Regular Expressions

Getting Started with Regular Expressions

Regex powerful tools for matching patterns in text. In Python, the re module provides everything you need to search, extract, and manipulate strings using regex patterns. In order to do this, the first thing you will need to do in your Python file is to import the re module.

import re

When writing regular expressions in your code, it is convention to use raw strings (r””) as this will prevent Python from treating backslashes as escape characters.
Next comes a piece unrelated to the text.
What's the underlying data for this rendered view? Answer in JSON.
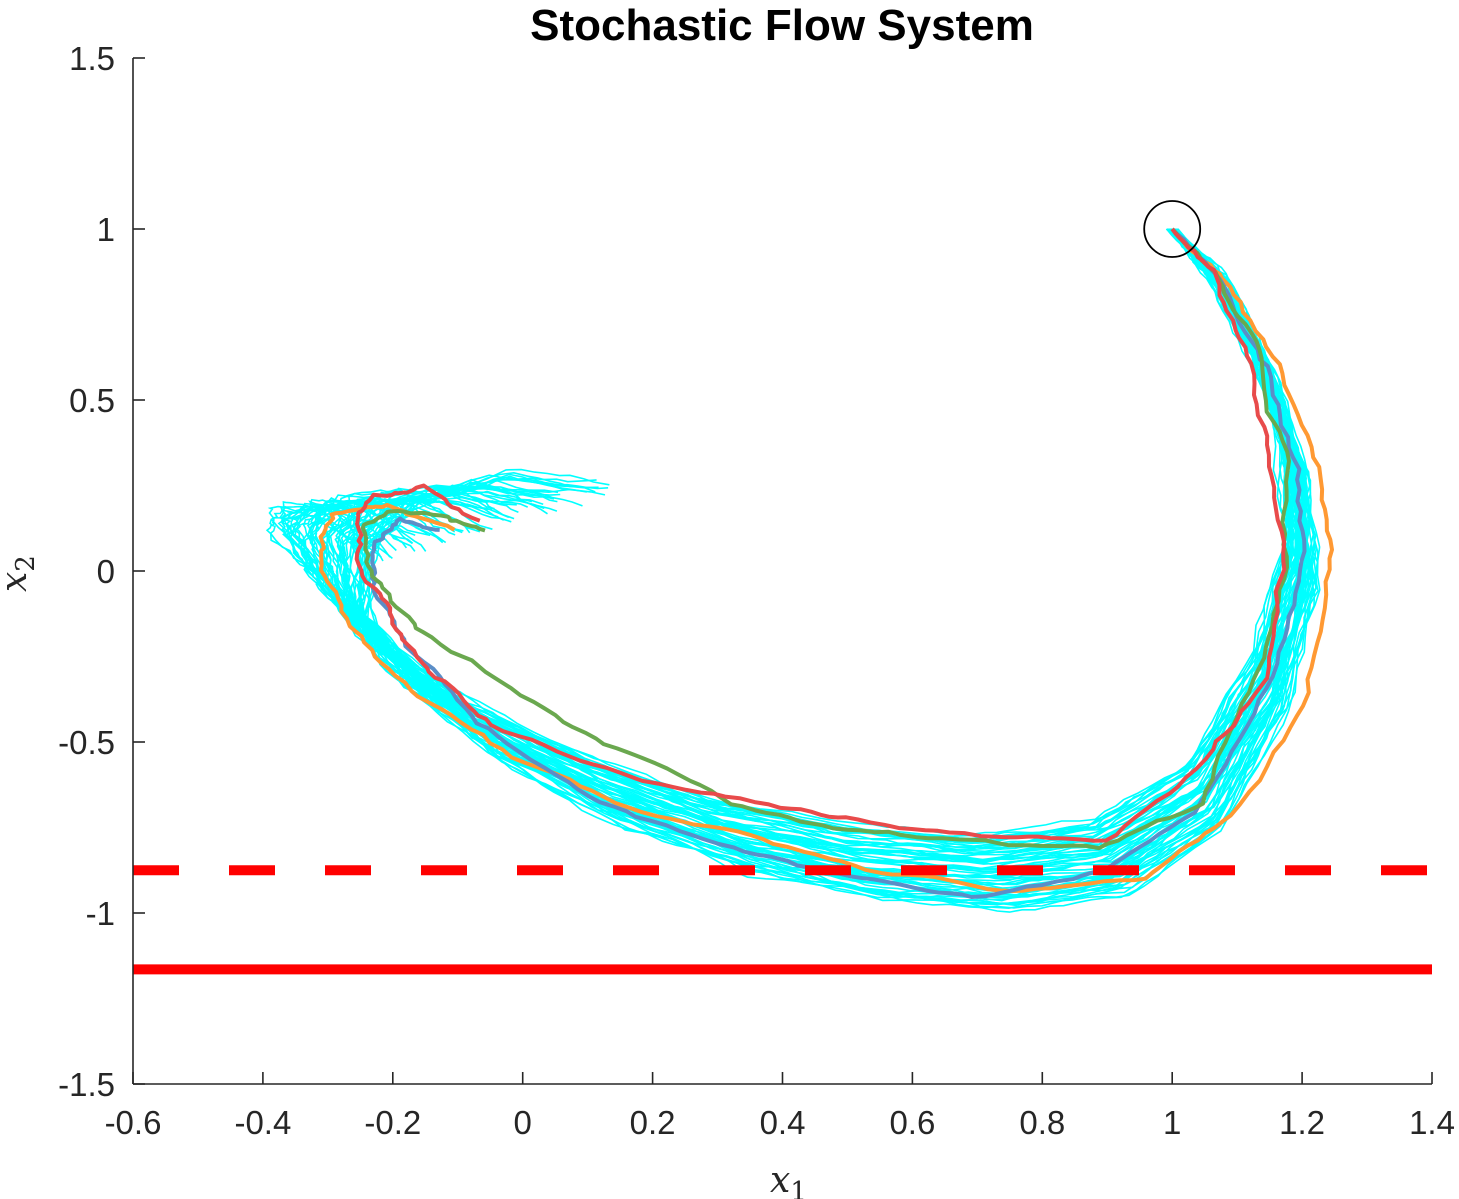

pattern = r"^.*\."  # Matches any string that starts with anything and ends with a dot.

Basic Characters

  • . - Matches any character except a newline.
  • * - Matches zero or more repetitions of the previous character or group.
  • + - Matches one or more repetitions.
  • ? - Matches zero or one repetition.
  • {m} - Matches exactly m repetitions.

Anchors

  • ^ - Matches the start of a string.
  • $ - Matches the end of a string.

Character Sets

  • [] - Syntax for matching a set of characters.
  • [a-z] - Any lowercase letter.
  • [A-Z] - Any uppercase letter.
  • [a-zA-Z] - Any letter, upper or lower case.
  • [a-zA-Z0-9_] - Any alphanumeric character or underscore.
  • [^@] - Any character except @ (the ^ inside [] means "not").
  • {m,n} - Matches between m and n repetitions.

Special Sequences

  • \d - Matches a digit (0-9).
  • \D - Matches any non-digit.
  • \s - Matches any whitespace character (space, tab, newline).
  • \S - Matches any non-whitespace character.
  • \w - Matches alphanumeric characters and underscore.
  • \W - Matches anything not alphanumeric or underscore.

Grouping and Capturing

  • () - Groups expressions and captures the match. Captured matches can be accessed in a results list.
  • (com|edu) - Matches either 'com' or 'edu'.
  • (?:...) - Non-capturing group: groups expressions without capturing them in the result list. Useful for grouping without cluttering your match results.

re Functions

Optional flags can be added as an extra parameters in most re functions (all except re.escape() and re.purge()) e.g.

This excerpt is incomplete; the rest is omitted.